As with automatic updates, these features are implemented for purposes that benefit the public by improving airspace security while using our products. The important security role of geofencing has been recognized by the Drone Advisory Committee of the United States Federal Aviation Administration (FAA). the Airports International Council-North America and the Association for Unmanned Vehicle Systems International, joint blue ribbon task force for airport abatement; and the joint FAA and industry unmanned aircraft security team. No other company has done as much as DJI to proactively improve the safety of drone operations. We are dismayed that security features have once again been misunderstood by researchers who are apparently unfamiliar with how drone technology works, and misunderstood as hypothetical security threats.

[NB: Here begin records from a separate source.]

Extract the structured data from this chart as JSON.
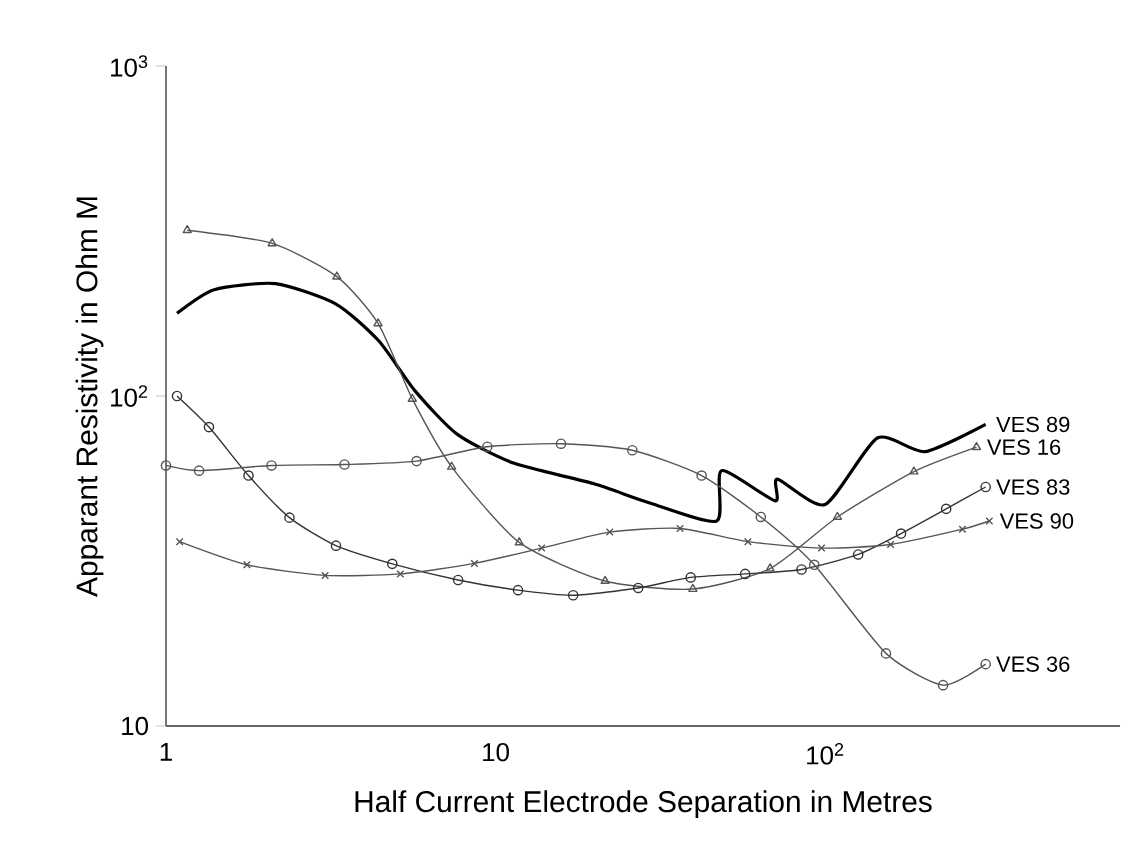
{
  "chart_data": {
    "type": "line",
    "xlabel": "Half Current Electrode Separation in Metres",
    "ylabel": "Apparant Resistivity in Ohm M",
    "log": "xy",
    "xlim": [
      1,
      785
    ],
    "ylim": [
      10,
      1000
    ],
    "xticks": [
      1,
      10,
      {
        "value": 100,
        "label": "10$^{2}$"
      }
    ],
    "yticks": [
      10,
      {
        "value": 100,
        "label": "10$^{2}$"
      },
      {
        "value": 1000,
        "label": "10$^{3}$"
      }
    ],
    "grid": false,
    "legend": false,
    "series": [
      {
        "name": "VES 89",
        "color": "#000000",
        "marker": "none",
        "x": [
          1.08,
          1.4,
          2.15,
          3.28,
          4.42,
          5.68,
          7.66,
          11.4,
          19.8,
          29.4,
          46.9,
          48.5,
          70.5,
          71.6,
          100,
          144,
          201,
          307
        ],
        "values": [
          178,
          210,
          219,
          190,
          147,
          104,
          76.5,
          62.5,
          54.3,
          47.4,
          41.8,
          59.4,
          48.1,
          56,
          46.9,
          74.6,
          67.8,
          82
        ]
      },
      {
        "name": "VES 16",
        "color": "#555555",
        "marker": "triangle",
        "x": [
          1.16,
          2.1,
          3.3,
          4.4,
          5.59,
          7.36,
          11.8,
          21.5,
          39.7,
          68.1,
          109,
          186,
          288
        ],
        "values": [
          318,
          290,
          230,
          166,
          98,
          61,
          36,
          27.5,
          26,
          30,
          43,
          59,
          70
        ]
      },
      {
        "name": "VES 83",
        "color": "#333333",
        "marker": "circle",
        "x": [
          1.08,
          1.35,
          1.78,
          2.37,
          3.28,
          4.86,
          7.7,
          11.7,
          17.2,
          27.1,
          39.1,
          57.2,
          84.8,
          126,
          170,
          233,
          307
        ],
        "values": [
          100,
          80.5,
          57.4,
          42.8,
          35.2,
          31,
          27.7,
          25.8,
          24.9,
          26.2,
          28.2,
          28.9,
          29.8,
          33.1,
          38.3,
          45.5,
          53
        ]
      },
      {
        "name": "VES 90",
        "color": "#555555",
        "marker": "cross",
        "x": [
          1.1,
          1.76,
          3.04,
          5.14,
          8.63,
          13.8,
          22.2,
          36.3,
          58.3,
          97.5,
          158,
          261,
          315
        ],
        "values": [
          36.2,
          30.8,
          28.6,
          28.9,
          31.1,
          34.6,
          38.7,
          39.7,
          36.2,
          34.6,
          35.5,
          39.5,
          41.8
        ]
      },
      {
        "name": "VES 36",
        "color": "#555555",
        "marker": "circle",
        "x": [
          1,
          1.26,
          2.09,
          3.48,
          5.76,
          9.44,
          15.8,
          26,
          42.2,
          63.8,
          92.7,
          153,
          228,
          307
        ],
        "values": [
          61.6,
          59.4,
          61.6,
          62,
          63.5,
          70.2,
          71.7,
          68.5,
          57.4,
          43,
          30.8,
          16.6,
          13.3,
          15.4
        ]
      }
    ]
  }
}
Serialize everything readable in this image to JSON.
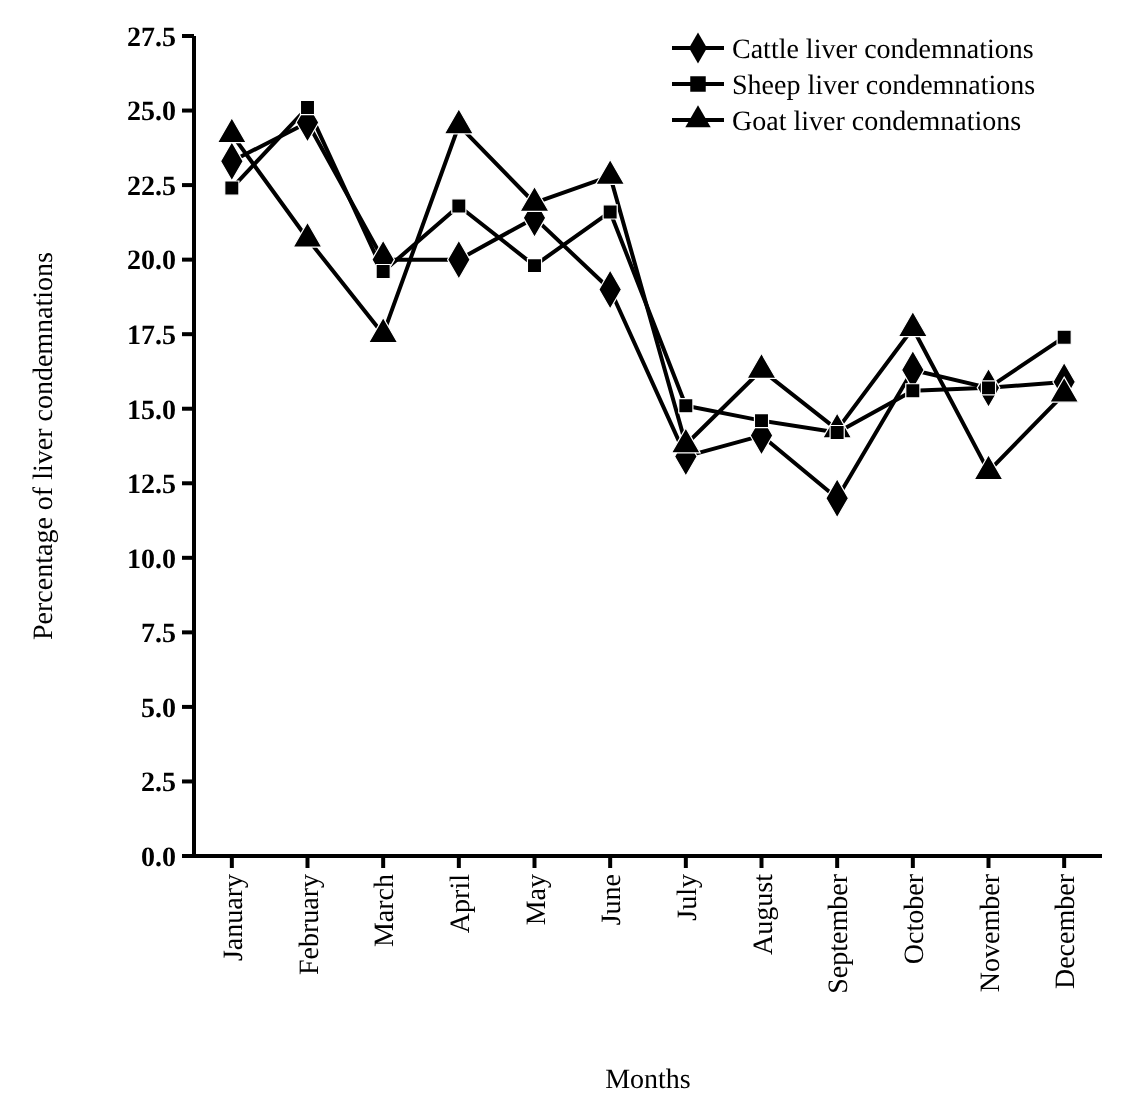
{
  "chart_data": {
    "type": "line",
    "xlabel": "Months",
    "ylabel": "Percentage of liver condemnations",
    "categories": [
      "January",
      "February",
      "March",
      "April",
      "May",
      "June",
      "July",
      "August",
      "September",
      "October",
      "November",
      "December"
    ],
    "series": [
      {
        "name": "Cattle liver condemnations",
        "color": "#000000",
        "marker": "diamond",
        "values": [
          23.3,
          24.6,
          20.0,
          20.0,
          21.4,
          19.0,
          13.4,
          14.1,
          12.0,
          16.3,
          15.7,
          15.9
        ]
      },
      {
        "name": "Sheep liver condemnations",
        "color": "#000000",
        "marker": "square",
        "values": [
          22.4,
          25.1,
          19.6,
          21.8,
          19.8,
          21.6,
          15.1,
          14.6,
          14.2,
          15.6,
          15.7,
          17.4
        ]
      },
      {
        "name": "Goat liver condemnations",
        "color": "#000000",
        "marker": "triangle",
        "values": [
          24.2,
          20.7,
          17.5,
          24.5,
          21.9,
          22.8,
          13.8,
          16.3,
          14.3,
          17.7,
          12.9,
          15.5
        ]
      }
    ],
    "ylim": [
      0,
      27.5
    ],
    "yticks": [
      {
        "value": 0,
        "label": "0.0"
      },
      {
        "value": 2.5,
        "label": "2.5"
      },
      {
        "value": 5,
        "label": "5.0"
      },
      {
        "value": 7.5,
        "label": "7.5"
      },
      {
        "value": 10,
        "label": "10.0"
      },
      {
        "value": 12.5,
        "label": "12.5"
      },
      {
        "value": 15,
        "label": "15.0"
      },
      {
        "value": 17.5,
        "label": "17.5"
      },
      {
        "value": 20,
        "label": "20.0"
      },
      {
        "value": 22.5,
        "label": "22.5"
      },
      {
        "value": 25,
        "label": "25.0"
      },
      {
        "value": 27.5,
        "label": "27.5"
      }
    ],
    "grid": false,
    "legend": "top right",
    "line_style": "solid"
  }
}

DJI fixed the previously reported issues immediately

While Synacktiv’s exaggerated and misleading first safety report was quoted in the New York Times, a serious examination of her work shows that it is not enough. DJI immediately updated the DJI GO 4 Android app on July 31 to address the earlier hypothetical concerns that Synacktiv noted regarding the DJI GO 4 app. The Weibo SDK was removed and automatic security-related updates were forwarded to the Google Play Store and not to our website.

DJI remains the only drone manufacturer whose products have been successfully evaluated in publicly available reports by several independent government and private institutions. DJI remains the only drone maker to have developed a bug bounty program to actively promote responsible vulnerability disclosure and pay rewards to those who find it.